Die derzeit leider immer noch andauernde Pandemie hat unser Leben auf vielerlei Ebenen verändert und unterschiedlichste unerwartete Trends hervorgerufen. Einer davon ist die sprunghaft angestiegene Nachfrage nach Hundewelpen, von der Zuchtverbände und Hundezüchter berichten. Deshalb stellt sich die Frage nach den auslösenden Faktoren und der Sinnhaftigkeit dieser Modeströmung.

Durch Home Office, Kurzarbeit oder komplettes Erliegen der Arbeitstätigkeit verbringen viele Menschen viel mehr Zeit zu Hause als früher. Zudem sind die außerhäuslichen Freizeitangebote immer noch stark eingeschränkt und zwingen uns zur Selbstbeschäftigung in Haus und Natur.

Was liegt also näher, als sich in dieser Phase endlich den lange ersehnten vierbeinigen Hausgenossen anzuschaffen, für den bisher nicht genug Zeit und Energie vorhanden war.

Die ersten Wochen nach Einzug eines Hundebabys sind die aufwendigsten, allein die Erziehung zur Stubenreinheit ist ein "Fulltime- Job". Wenn dann doch mal ein Malheur passiert ist das im heimischen Büro weniger tragisch als auf fremdem Terrain. Dazu ist ein Hund in Zeiten des "Social Distancing" ein perfekter Begleiter. Er bietet nicht nur selbst Zuneigung an, sondern schafft auf den Gassi-Runden auch schnell neue Kontakte zu anderen, insbesondere wenn es sich um ein flauschiges Hundekind handelt.

Hoher Druck auf heimische Züchter

Auch die Kinder sind natürlich begeistert von einem neuen vierbeinigen Spielkumpanen, da auch für sie viele Beschäftigungsmöglichkeiten weggefallen sind. All diese Gründe haben zu einer explosionsartig gesteigerten Nachfrage bei Züchtern geführt, und das nicht nur bei den ohnehin sehr beliebten Familienhunderassen wie Golden oder Labrador Retrievern. Durch die geschlossenen oder viel strenger kontrollierten Grenzen wurde der illegale Welpenhandel erschwert, so dass der Druck auf heimische Züchter noch höher wurde.

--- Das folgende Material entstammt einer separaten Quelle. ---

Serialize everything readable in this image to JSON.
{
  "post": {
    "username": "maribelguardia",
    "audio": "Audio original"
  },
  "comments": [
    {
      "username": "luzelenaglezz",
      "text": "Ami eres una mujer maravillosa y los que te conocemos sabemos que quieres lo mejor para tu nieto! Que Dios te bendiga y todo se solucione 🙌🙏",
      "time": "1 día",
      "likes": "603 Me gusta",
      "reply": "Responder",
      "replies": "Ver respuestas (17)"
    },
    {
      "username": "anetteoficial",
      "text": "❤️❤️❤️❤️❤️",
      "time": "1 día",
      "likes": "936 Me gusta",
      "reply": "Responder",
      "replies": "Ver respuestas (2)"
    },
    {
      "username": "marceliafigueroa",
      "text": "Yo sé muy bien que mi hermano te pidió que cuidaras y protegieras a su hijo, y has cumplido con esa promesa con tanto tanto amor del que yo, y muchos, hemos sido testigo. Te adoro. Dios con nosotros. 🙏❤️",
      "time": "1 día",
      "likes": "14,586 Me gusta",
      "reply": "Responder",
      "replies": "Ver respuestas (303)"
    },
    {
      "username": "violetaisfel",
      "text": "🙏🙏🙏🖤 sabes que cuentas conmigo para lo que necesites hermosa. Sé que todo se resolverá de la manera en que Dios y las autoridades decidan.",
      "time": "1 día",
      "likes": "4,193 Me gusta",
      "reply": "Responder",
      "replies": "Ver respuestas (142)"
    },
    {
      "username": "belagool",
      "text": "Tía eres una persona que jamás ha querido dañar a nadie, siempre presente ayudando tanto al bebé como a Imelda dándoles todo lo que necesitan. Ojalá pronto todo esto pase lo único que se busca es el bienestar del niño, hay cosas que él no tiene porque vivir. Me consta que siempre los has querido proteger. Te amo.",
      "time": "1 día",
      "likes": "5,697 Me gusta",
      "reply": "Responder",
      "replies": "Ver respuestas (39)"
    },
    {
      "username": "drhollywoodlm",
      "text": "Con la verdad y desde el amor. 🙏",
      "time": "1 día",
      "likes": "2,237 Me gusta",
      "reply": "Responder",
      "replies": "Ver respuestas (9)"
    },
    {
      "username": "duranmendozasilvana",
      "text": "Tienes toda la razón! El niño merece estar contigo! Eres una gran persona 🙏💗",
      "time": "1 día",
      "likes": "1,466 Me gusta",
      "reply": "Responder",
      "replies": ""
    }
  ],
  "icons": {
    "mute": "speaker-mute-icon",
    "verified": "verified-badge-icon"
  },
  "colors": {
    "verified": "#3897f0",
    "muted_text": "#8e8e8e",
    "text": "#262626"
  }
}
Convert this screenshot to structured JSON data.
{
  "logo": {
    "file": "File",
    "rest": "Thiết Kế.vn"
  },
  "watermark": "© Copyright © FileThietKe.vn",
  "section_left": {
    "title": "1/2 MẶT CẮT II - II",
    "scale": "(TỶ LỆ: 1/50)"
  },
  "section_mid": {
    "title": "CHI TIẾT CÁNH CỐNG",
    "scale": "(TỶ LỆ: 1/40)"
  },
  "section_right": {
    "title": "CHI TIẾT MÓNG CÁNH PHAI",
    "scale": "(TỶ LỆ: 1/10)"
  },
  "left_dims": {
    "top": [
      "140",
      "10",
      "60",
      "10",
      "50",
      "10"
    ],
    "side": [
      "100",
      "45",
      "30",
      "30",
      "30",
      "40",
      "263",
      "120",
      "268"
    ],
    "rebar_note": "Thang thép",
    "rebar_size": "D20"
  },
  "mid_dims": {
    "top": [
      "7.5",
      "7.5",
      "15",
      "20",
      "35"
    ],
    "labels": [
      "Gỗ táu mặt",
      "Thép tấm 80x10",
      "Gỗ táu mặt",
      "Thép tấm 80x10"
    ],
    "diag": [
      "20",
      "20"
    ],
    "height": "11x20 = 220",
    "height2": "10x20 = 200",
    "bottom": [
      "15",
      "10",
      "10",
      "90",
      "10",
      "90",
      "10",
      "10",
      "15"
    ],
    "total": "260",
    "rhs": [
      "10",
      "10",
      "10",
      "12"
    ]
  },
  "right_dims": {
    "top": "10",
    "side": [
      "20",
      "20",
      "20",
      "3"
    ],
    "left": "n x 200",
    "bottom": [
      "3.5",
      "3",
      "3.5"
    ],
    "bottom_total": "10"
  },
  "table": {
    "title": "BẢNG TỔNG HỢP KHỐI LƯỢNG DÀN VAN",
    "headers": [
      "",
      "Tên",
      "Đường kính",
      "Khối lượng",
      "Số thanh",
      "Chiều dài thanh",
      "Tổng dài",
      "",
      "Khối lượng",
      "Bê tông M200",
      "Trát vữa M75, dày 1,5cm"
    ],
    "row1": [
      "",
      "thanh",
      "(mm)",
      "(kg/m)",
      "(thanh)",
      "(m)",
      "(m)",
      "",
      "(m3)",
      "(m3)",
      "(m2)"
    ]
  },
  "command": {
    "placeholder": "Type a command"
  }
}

Kein Tierleid unterstützen

Auch wenn all diese Gründe gut nachvollziehbar sind, bleibt die Anschaffung eines so anspruchsvollen Haustieres, wie es ein Hund nun einmal ist, eine Entscheidung für hoffentlich viele gemeinsame Jahre und muss wohlüberlegt sein. Ein guter Hundezüchter hat Welpen nicht vorrätig wie der Bäcker Brot, sondern hat nur von Zeit zu Zeit einen wohlgeplanten Wurf. Oft warten die zukünftigen Besitzer Monate, manche sogar Jahre, auf ihren Wunschwelpen, das schafft Zeit für sorgfältige Vorbereitung.

Auf keinen Fall sollte man aus dem spontanen Wunsch heraus, sofort einen Welpen haben zu müssen, ein Tier aus einer unseriösen Vermehrerquelle erwerben. Das ist die Unterstützung von Tierleid, insbesondere was die Haltung der Elterntiere betrifft.

Verantwortung bei den Erwachsenen

Irgendwann wird die Coronazeit zu Ende gehen, und wir werden zu unserem "normalen Leben" mit all seinen Aktivitäten zurückkehren. Haben wir dann immer noch für viele Jahre Zeit und Energie für den Hund? Leider muss auch die Kostenfrage in Betracht gezogen werden, gerade auch sehr große Rassen können mitunter auch großen finanziellen Aufwand bedeuten, da sie krankheitsanfälliger sind. Kinder verlieren meist das anfangs begeisterte Interesse am neuen Familienmitglied etwas, die Verantwortung für die Versorgung jedes Haustieres liegt aber ohnehin bei den Erwachsenen. Wenn alle Voraussetzungen aber erfüllt sind, steht der Anschaffung von Klein Lassie oder einem Baby-Kommissar Rex nichts mehr im Wege.